Centrale Raad van Beroep
In deze zaak heeft appellante, geboren in 1936, een aanvraag ingediend voor uitkeringen op basis van de Wet uitkeringen vervolgingsslachtoffers 1940-1945 (Wuv) en de Wet uitkeringen burger-oorlogsslachtoffers 1940-1945 (Wubo). De Centrale Raad van Beroep heeft op 26 april 2018 uitspraak gedaan over de afwijzing van deze aanvragen door de Pensioen- en Uitkeringsraad. De Raad oordeelde dat het verblijf van appellante in het residentiehuis in Bondowoso niet kan worden aangemerkt als vrijheidsberoving in de zin van de Wuv. Er was geen bewijs dat appellante vervolging had ondergaan tijdens de Japanse bezetting of de Bersiapperiode, zoals vereist door de wet.

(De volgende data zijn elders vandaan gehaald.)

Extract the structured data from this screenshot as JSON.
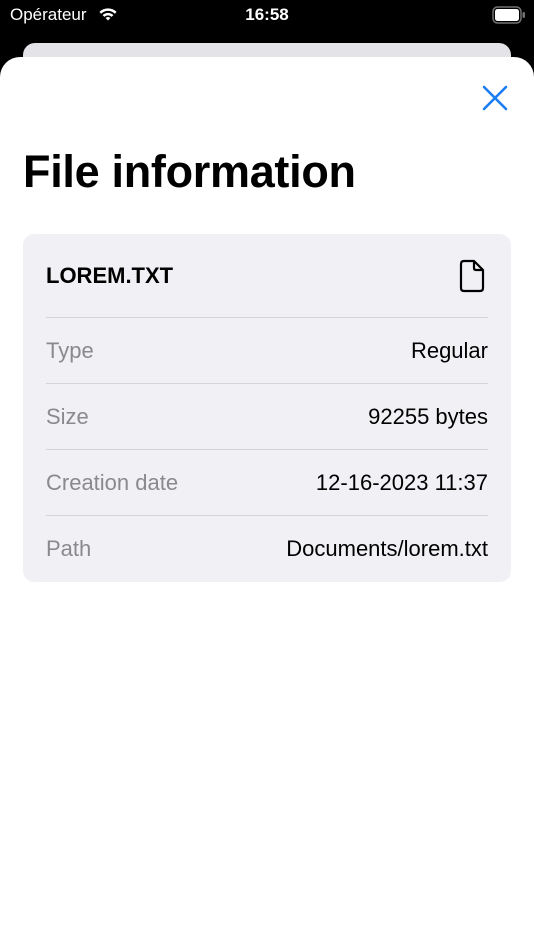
{
  "status_bar": {
    "carrier": "Opérateur",
    "time": "16:58"
  },
  "sheet": {
    "close_icon": "close-x-icon",
    "title": "File information",
    "accent_color": "#1a7cf2"
  },
  "file": {
    "name": "LOREM.TXT",
    "icon": "document-icon",
    "rows": [
      {
        "label": "Type",
        "value": "Regular"
      },
      {
        "label": "Size",
        "value": "92255 bytes"
      },
      {
        "label": "Creation date",
        "value": "12-16-2023 11:37"
      },
      {
        "label": "Path",
        "value": "Documents/lorem.txt"
      }
    ]
  }
}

De Raad heeft vastgesteld dat de door appellante aangevoerde feiten en verklaringen niet voldoende waren om aan te tonen dat zij in de relevante periode vrijheidsberoving had ondergaan. De verklaringen van haar moeder over internering werden niet ondersteund door andere bewijsstukken en de tijdslijnen kwamen niet overeen met de historische feiten. Evenzo werd er geen bewijs geleverd dat appellante tijdens de Bersiapperiode als burger-oorlogsslachtoffer kan worden gekwalificeerd.
De Centrale Raad van Beroep heeft geconcludeerd dat de bestreden besluiten van de Pensioen- en Uitkeringsraad in stand blijven en dat de beroepen ongegrond worden verklaard. Er was geen aanleiding voor een proceskostenveroordeling.